There’s nothing so sad as when newspapers kvetch about the internet and the hoi polloi on it.
I LOVE the grand interview experiment. MORE PLEASE SIR.
And yes, it would be great if they interviewed a regular person but they’d probably pick a dummy and misquote them. Unlike Thomas Friedman who bases his whole column on interviews with 2 taxi drivers as he goes from airport to 4 star hotel.
There are thousands of blogs better informed than some NYT columns.
OK, I’m veering off the rails here. But great post!
I read that article and it pissed me off. I didn’t go as deep into my analysis of why as you did, however. I just figured that once again, the MSM, specifically the NYTimes, was whining about how not real writers were crowding out the pearls of real writers. To which I say, Bull Shit. It’s like last year’s prom queen complaining that this year’s nominees don’t know how to dress and have bad complexions.
Even though I more or less agree with all of your points, I kinda want to argue with you. My social media is clogged with T.M.I. So many voices! I know I should filter the noise somehow—with lists, maybe Dunbar’s number, etc. But this endless fine-tuning feels like another time-suck, designed to keep me on Facebook even longer.
The novelty of social media has worn off for me. Yes, I definitely want to know T.M.I. about some people. But at times there is too much social in my media. Isn’t it just dicking around on the internet? I need to learn how to set limits for myself, unplug more. I am losing days.
And I agree with you.

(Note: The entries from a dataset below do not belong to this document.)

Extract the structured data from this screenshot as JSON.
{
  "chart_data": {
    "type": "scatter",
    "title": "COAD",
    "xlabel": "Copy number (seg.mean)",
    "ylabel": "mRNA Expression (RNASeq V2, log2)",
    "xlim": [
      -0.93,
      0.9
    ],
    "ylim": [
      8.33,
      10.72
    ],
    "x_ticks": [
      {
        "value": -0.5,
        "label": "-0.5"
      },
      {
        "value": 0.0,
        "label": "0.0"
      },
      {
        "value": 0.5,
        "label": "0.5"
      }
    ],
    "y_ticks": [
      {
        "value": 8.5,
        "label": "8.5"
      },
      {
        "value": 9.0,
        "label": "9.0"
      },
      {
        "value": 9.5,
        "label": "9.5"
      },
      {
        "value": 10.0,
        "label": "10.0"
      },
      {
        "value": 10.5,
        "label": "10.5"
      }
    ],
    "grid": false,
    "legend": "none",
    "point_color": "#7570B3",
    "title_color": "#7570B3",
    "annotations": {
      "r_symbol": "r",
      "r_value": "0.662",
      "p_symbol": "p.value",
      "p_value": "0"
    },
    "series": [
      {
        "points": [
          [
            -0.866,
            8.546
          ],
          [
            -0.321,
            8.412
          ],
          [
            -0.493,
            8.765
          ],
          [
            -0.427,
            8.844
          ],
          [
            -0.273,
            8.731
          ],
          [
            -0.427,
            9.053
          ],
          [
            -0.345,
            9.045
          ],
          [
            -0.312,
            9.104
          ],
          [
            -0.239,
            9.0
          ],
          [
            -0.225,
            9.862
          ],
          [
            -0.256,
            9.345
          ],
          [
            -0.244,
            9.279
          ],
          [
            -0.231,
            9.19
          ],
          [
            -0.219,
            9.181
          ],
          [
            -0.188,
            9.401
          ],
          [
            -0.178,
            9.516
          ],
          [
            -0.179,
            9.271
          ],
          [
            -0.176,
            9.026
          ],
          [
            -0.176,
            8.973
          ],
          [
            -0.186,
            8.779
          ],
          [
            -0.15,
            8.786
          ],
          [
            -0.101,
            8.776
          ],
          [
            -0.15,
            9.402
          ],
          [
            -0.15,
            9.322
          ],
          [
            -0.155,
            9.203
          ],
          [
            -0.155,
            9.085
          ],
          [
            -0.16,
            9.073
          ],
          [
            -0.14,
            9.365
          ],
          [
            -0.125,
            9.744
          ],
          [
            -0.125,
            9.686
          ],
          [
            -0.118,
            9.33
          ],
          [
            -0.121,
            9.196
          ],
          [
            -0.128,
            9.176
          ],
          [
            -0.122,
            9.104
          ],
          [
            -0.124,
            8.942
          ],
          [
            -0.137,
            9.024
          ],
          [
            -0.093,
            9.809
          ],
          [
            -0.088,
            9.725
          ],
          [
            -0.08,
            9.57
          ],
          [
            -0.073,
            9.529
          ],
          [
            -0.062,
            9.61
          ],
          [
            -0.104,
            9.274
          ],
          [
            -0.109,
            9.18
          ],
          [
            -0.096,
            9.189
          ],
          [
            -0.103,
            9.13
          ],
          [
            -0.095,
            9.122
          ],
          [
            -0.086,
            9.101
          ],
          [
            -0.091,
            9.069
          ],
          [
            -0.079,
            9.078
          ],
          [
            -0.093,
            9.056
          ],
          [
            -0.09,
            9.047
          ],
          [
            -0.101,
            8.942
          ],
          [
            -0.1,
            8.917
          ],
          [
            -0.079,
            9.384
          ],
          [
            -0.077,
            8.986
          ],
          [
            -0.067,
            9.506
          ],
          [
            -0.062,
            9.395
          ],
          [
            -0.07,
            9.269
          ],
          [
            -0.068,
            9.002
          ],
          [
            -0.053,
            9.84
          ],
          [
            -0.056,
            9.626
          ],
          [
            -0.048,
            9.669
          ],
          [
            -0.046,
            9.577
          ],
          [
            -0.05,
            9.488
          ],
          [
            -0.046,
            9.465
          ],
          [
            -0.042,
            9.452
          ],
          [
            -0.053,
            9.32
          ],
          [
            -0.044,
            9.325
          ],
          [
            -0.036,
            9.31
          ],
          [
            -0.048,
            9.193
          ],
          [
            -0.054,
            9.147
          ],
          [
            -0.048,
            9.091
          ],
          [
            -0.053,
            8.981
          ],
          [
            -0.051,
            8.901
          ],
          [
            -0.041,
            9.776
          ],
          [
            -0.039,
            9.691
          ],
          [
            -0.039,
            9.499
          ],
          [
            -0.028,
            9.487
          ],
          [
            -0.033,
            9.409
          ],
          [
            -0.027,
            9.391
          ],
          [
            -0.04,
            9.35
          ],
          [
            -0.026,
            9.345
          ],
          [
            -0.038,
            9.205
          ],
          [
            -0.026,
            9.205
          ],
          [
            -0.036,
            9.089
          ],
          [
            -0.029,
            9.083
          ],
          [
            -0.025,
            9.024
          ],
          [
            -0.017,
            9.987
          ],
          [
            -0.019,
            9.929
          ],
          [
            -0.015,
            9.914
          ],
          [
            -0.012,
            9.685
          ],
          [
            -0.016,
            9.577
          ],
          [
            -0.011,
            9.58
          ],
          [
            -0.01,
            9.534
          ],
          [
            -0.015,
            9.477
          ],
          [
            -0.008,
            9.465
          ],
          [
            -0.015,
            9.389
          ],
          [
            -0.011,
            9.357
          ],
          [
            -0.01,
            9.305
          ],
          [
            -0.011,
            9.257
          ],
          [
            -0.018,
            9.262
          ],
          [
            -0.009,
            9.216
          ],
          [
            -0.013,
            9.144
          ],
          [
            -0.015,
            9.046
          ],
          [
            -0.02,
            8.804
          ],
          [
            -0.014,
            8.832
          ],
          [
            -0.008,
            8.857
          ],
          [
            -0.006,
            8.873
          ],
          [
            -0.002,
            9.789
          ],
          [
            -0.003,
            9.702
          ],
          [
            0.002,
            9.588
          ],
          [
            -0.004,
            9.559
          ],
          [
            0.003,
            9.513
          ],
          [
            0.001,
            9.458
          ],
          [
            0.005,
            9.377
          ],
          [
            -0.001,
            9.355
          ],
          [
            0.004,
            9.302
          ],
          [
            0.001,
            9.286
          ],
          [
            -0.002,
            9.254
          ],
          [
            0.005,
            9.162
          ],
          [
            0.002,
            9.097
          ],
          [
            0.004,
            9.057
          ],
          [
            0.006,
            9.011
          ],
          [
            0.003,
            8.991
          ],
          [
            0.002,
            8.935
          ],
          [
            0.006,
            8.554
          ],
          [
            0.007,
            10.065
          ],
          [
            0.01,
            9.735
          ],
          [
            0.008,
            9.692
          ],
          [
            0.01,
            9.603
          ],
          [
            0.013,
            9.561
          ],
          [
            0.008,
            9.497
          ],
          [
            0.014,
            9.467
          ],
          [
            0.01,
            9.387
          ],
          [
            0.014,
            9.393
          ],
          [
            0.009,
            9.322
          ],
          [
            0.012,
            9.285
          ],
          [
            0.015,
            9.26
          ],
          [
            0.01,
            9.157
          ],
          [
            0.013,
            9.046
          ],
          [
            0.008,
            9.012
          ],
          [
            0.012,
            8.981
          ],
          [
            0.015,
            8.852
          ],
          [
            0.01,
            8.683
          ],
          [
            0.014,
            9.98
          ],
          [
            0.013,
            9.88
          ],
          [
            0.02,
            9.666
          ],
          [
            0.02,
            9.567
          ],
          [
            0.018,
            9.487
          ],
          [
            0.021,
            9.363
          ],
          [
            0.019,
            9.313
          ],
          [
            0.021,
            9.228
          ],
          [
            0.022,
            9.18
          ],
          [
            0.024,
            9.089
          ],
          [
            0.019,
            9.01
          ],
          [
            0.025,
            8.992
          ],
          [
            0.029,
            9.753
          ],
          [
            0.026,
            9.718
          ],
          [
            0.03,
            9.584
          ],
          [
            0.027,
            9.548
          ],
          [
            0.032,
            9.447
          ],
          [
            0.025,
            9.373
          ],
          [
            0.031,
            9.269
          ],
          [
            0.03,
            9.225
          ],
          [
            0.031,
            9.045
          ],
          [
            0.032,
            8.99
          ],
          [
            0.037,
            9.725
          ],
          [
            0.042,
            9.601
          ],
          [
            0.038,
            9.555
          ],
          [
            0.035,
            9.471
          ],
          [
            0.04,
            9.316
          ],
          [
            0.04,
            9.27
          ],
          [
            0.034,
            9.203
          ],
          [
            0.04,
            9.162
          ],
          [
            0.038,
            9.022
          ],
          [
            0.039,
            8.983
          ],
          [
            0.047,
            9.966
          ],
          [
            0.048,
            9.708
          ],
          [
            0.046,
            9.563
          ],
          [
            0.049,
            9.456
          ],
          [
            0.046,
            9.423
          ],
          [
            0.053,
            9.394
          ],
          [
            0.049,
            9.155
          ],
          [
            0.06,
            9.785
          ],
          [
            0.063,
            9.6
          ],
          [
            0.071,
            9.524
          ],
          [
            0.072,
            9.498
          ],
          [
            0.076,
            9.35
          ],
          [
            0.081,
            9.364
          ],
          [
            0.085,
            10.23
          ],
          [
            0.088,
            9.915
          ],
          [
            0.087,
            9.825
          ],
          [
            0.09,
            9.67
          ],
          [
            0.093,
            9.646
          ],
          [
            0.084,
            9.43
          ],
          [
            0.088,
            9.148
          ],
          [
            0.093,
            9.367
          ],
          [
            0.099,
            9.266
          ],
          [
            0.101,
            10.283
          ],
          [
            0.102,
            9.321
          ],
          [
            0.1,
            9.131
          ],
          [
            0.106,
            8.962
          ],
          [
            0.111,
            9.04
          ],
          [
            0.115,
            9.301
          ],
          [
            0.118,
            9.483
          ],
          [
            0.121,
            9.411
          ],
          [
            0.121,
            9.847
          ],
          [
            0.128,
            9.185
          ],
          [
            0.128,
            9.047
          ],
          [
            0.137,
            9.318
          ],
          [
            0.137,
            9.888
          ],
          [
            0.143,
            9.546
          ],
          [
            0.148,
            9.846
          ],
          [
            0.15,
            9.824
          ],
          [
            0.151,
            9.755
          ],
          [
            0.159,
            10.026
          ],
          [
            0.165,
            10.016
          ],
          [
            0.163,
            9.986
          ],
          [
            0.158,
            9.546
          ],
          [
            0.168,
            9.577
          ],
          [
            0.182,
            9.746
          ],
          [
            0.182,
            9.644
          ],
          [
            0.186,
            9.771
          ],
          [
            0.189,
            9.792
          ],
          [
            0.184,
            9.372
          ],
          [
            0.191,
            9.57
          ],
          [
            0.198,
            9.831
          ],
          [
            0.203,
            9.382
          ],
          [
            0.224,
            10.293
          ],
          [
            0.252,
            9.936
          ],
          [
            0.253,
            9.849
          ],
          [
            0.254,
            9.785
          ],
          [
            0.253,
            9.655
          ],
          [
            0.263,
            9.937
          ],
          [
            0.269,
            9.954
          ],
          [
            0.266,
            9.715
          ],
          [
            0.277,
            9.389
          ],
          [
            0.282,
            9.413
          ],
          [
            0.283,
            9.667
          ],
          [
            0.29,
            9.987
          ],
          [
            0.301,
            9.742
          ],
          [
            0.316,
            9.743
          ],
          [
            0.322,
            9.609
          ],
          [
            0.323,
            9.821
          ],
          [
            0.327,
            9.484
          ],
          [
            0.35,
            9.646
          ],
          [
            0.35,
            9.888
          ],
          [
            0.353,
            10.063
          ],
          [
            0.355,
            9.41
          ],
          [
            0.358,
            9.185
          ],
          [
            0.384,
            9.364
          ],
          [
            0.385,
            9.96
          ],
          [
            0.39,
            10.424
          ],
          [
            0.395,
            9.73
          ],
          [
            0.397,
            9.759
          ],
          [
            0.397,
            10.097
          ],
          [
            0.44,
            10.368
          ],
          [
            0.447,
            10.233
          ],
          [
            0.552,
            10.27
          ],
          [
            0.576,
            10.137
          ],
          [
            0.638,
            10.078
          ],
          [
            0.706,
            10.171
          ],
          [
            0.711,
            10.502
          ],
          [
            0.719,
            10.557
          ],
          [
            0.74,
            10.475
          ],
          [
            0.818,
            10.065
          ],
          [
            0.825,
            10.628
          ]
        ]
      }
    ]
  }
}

But that is our problem for listening, not everyone else for talking. I don’t mind the reduction of noise. But I was sensing a tone in that article that some don’t deserve to express themselves.
Well, now that I’ve entirely changed my “brand” and am starting from scratch with my first and last name out there connected to my writing, I find myself not caring quit as much. I’m 45 years old. If I can’t be myself and all of myself now, then when? I’m funny, engaging, witty, smart, smart-alecky, kind, thoughtful, compassionate, outrageous, outraged, angry, obnoxious, obstinate, boring, boorish, and a low-rent megalomaniac for making my name my brand.
But, you know, I’m on earth for 90 odd years, and I have stuff to say which reflects all of who I am. Will anyone read? Sometimes. Sometimes they’ll really, really like what I write – it will move them, make them laugh, make them angry. It’s like being a sorcerer the way that words can affect the biochemistry of a person clear across the world and make them laugh until they pee their pants.
But this is not an exact science, even with the Internet version of Strunk and White in hand. I edit a lot, censor some, try to use spell check, but in the end, you get my sometimes imperfect product along with the rest. And believe me, that happens on the Wall Street Journal as often as it happens in Aunt Mary’s Facebook feed.
I feel like we fundamentally in our core feel this need to express TMI thru social media from a desire to be seen and heard. It might be mundane or silly, but it is on our minds at that current moment and so is that desire to share. To tell someone else who just might respond with a “me too” or “this is how I dealt with it” is so much easier to blurt out on social media than to in person walk up to a co-worker and say, “hey my cholesterol’s kinda high…” There is than the possibility of that in person rejection. With social media if your tweet or status goes unanswered, liked or commented you can chalk it up to me that there are 1000s of posts published and perhaps yours just didn’t hit their news feed or twitter stream when they happened to check it. The sting is much less painful, but the affirmation when it happens is just as real and comforting.
Perhaps its the 4 glasses of booze I’ve had this evening, but at least that’s how I feel. But I tend to as a general rule be an oversharer.